In late afternoon trading, U.S. two-year yields, which track interest rate expectations, rose 1.2 basis points (bps) to 3.787% after earlier trading lower. The benchmark 10-year yield, on the other hand, was last up 4.2 bps at 4.291% , on track for its largest daily gain since June 13. U.S. 30-year yields also gained, up 4.3 bps at 4.821% , on pace for its largest one-day rise since mid-June.
"We need to get the bill passed to give investors certainty," said Vinny Bleau, director of fixed-income capital markets at Raymond James in Memphis. He noted that taxes are going up on January 1 if the bill is not passed. "That's like taking money out of people's pocket, which would hurt the economy regardless of whatever else is in the bill. I don't think either party wants to raise taxes on the middle class." Also on weighing on Treasury prices was the steep drop in UK government bonds, after a tearful appearance by Chancellor Rachel Reeves in parliament on Wednesday, a day after the government backed down on its welfare reforms, stoking fears over Britain's finances. Investors are monitoring Reeves' status after the British government's reversal on welfare reforms meant the plans would no longer save taxpayers any money, shredding the margin Britain relies on to meet its fiscal rules. The yield on the 10-year UK government bond, or gilt, rose as much as 22 bps on the day at one point, to 4.681% GB10YT=RR. It was last down 1 bp at 4.611%. U.S. rates also reacted to data showing private payrolls dropped by 33,000 jobs last month after a downwardly revised 29,000 increase in May, according to the ADP National Employment Report. That was the first drop in more than two years. Economists polled by Reuters had forecast private employment increasing by 95,000 following a previously reported gain of 37,000 in May. "ADP's jobs report doesn't always line up with the BLS (Bureau of Labor Statistics) jobs report," wrote Bill Adams chief economist for Comerica Bank in Dallas, Texas in emailed comments.

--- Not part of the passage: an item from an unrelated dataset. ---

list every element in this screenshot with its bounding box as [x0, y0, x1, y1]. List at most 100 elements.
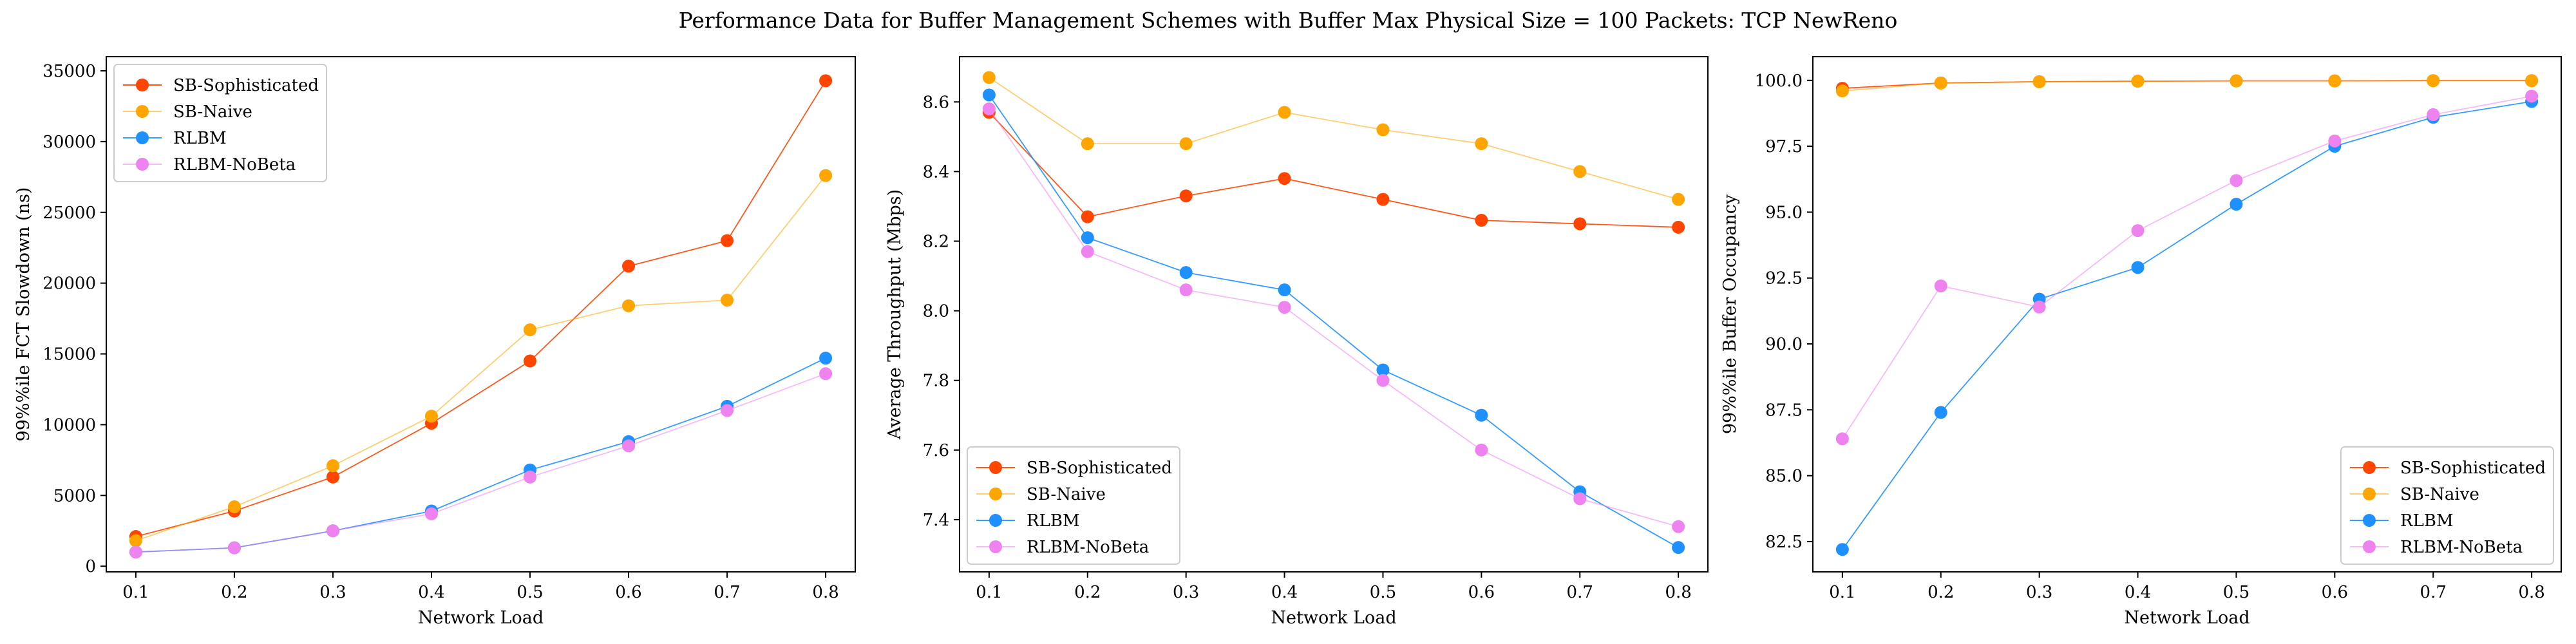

"Hiring will likely stay slow in the second half of 2025. Ordinarily, job growth malingering at the second quarter's sluggish pace for half a year would translate into a meaningful increase in the unemployment rate, which would pressure the Fed to cut rates this fall. This is why financial markets price in half a percent to three quarters of a percent in rate cuts by year-end."
A Reuters poll showed that economists expected 110,000 new jobs in June, down from 139,000 in May. The unemployment rate was expected to have crept higher to 4.3%, from 4.2% the previous month.
Futures tied to the benchmark fed funds rate, on the other hand, lifted the chances of a rate cut by the July policy meeting, pricing in as much as a 27% chance of a July cut post-jobs data, according to LSEG estimates. It was last at 23%, compared with a roughly 20% chance just before the data release.
For the September meeting, the market has fully priced in a 25-bp rate decline. In other parts of the bond market, the yield curve steepened, with the spread between the two-year and 10-year yield rising to 50 bps US2US10=TWEB from 46.7 bps late on Tuesday. This suggests that bond investors are fleeing the long end of the curve due to U.S. fiscal worries.